Une tendance inquiétante s’est installée dans les débats actuels sur le bien-être animal. Bien qu’ils ne représentent qu’une infime minorité de la population, les activistes extrémistes des droits des animaux dominent les discussions — non pas parce qu’ils détiennent la meilleure expertise, mais parce qu’ils ont fait du militantisme leur mission à plein temps.

Pendant ce temps, des éleveurs, soigneurs, entraîneurs, vétérinaires et conservationnistes très expérimentés, qui vivent et travaillent quotidiennement avec les animaux, sont relégués au second plan. Le résultat ? Un débat déséquilibré où l’expérience et le savoir sont éclipsés par un bruit non qualifié.

Tony Wigley est le fondateur de Responsible Reptile Keeping, une organisation qui défend les propriétaires et les entreprises responsables d’animaux de compagnie dans le monde entier. Il a constaté cette tendance inquiétante dans de nombreux pays.
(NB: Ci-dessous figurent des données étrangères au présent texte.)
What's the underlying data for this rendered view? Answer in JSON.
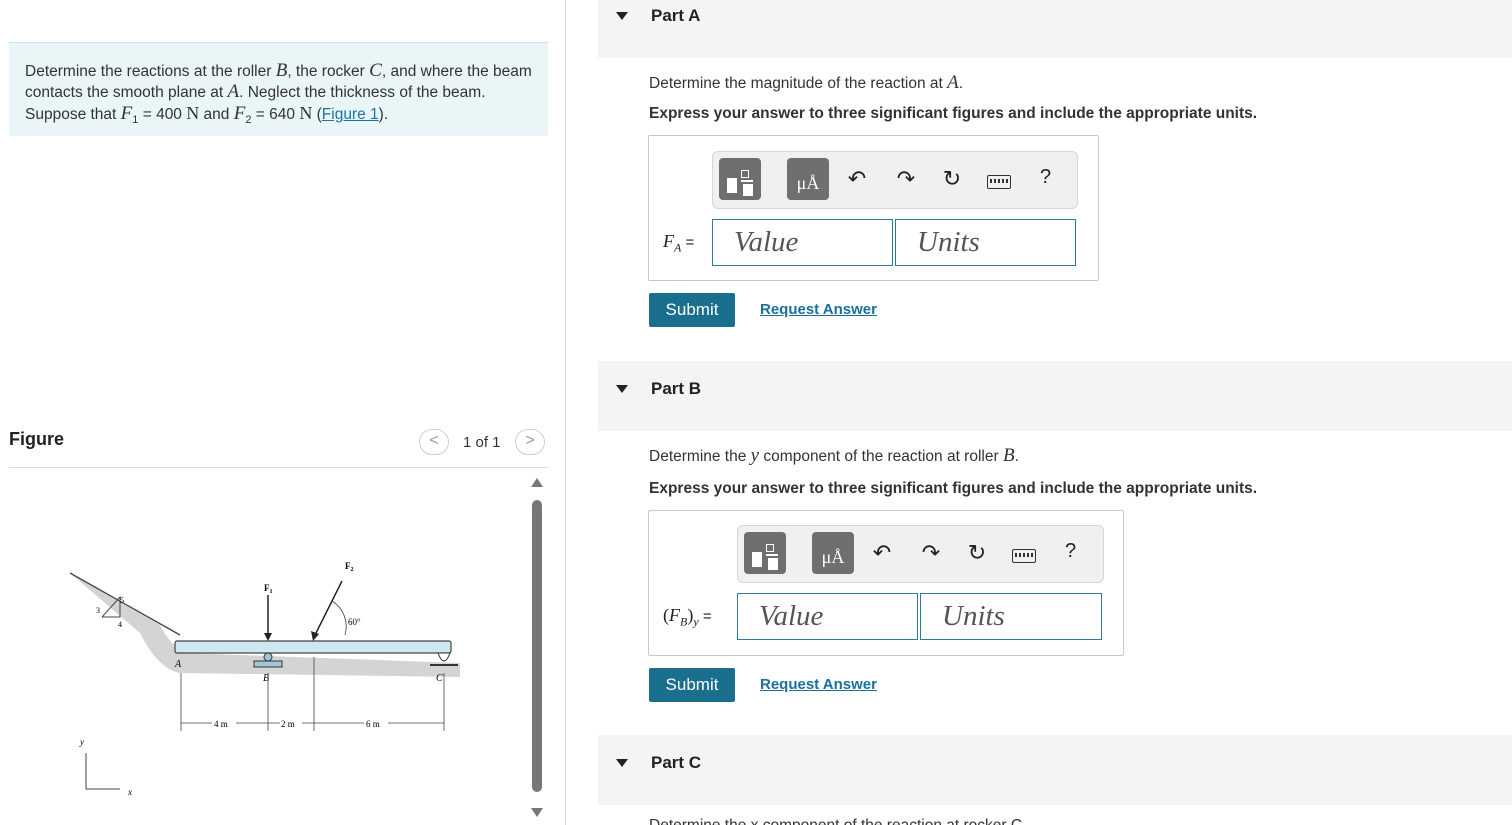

« D'une manière ou d'une autre, ceux qui connaissent le mieux les animaux et qui s’en soucient le plus sont exclus des discussions, et souvent présentés comme les méchants, alors que rien n’est plus éloigné de la vérité. En conséquence, nous assistons souvent à l’adoption de lois disproportionnées et excessives, avec de graves conséquences négatives. Et cela aurait pu être évité si les législateurs avaient simplement écouté davantage les spécialistes qui savent de quoi ils parlent. »

Les experts ignorés

L'Animal Welfare Committee (AWC) est un groupe consultatif gouvernemental opérant au Royaume-Uni. En 2023, il a proposé des directives sur la taille des enclos si inutilement grandes que leur application aurait affecté des centaines de commerces vendant des reptiles de compagnie, risquant de provoquer la faillite de nombreux d’entre eux. Les consultations de l’AWC ont initialement exclu la principale organisation britannique de défense des reptiles, REPTA. Lorsque les représentants de REPTA ont pu accéder aux discussions, leurs témoignages ont été largement ignorés. À la place, le rapport de l’AWC mettait en avant les contributions de militants connus pour la défense des droits des animaux, aux idées opposées à la détention de reptiles. Heureusement, la pression et les commentaires des entreprises spécialisées dans les reptiles et des organisations de défense (dont RRK) ont suffi à discréditer le rapport, qui est tombé dans l’oubli.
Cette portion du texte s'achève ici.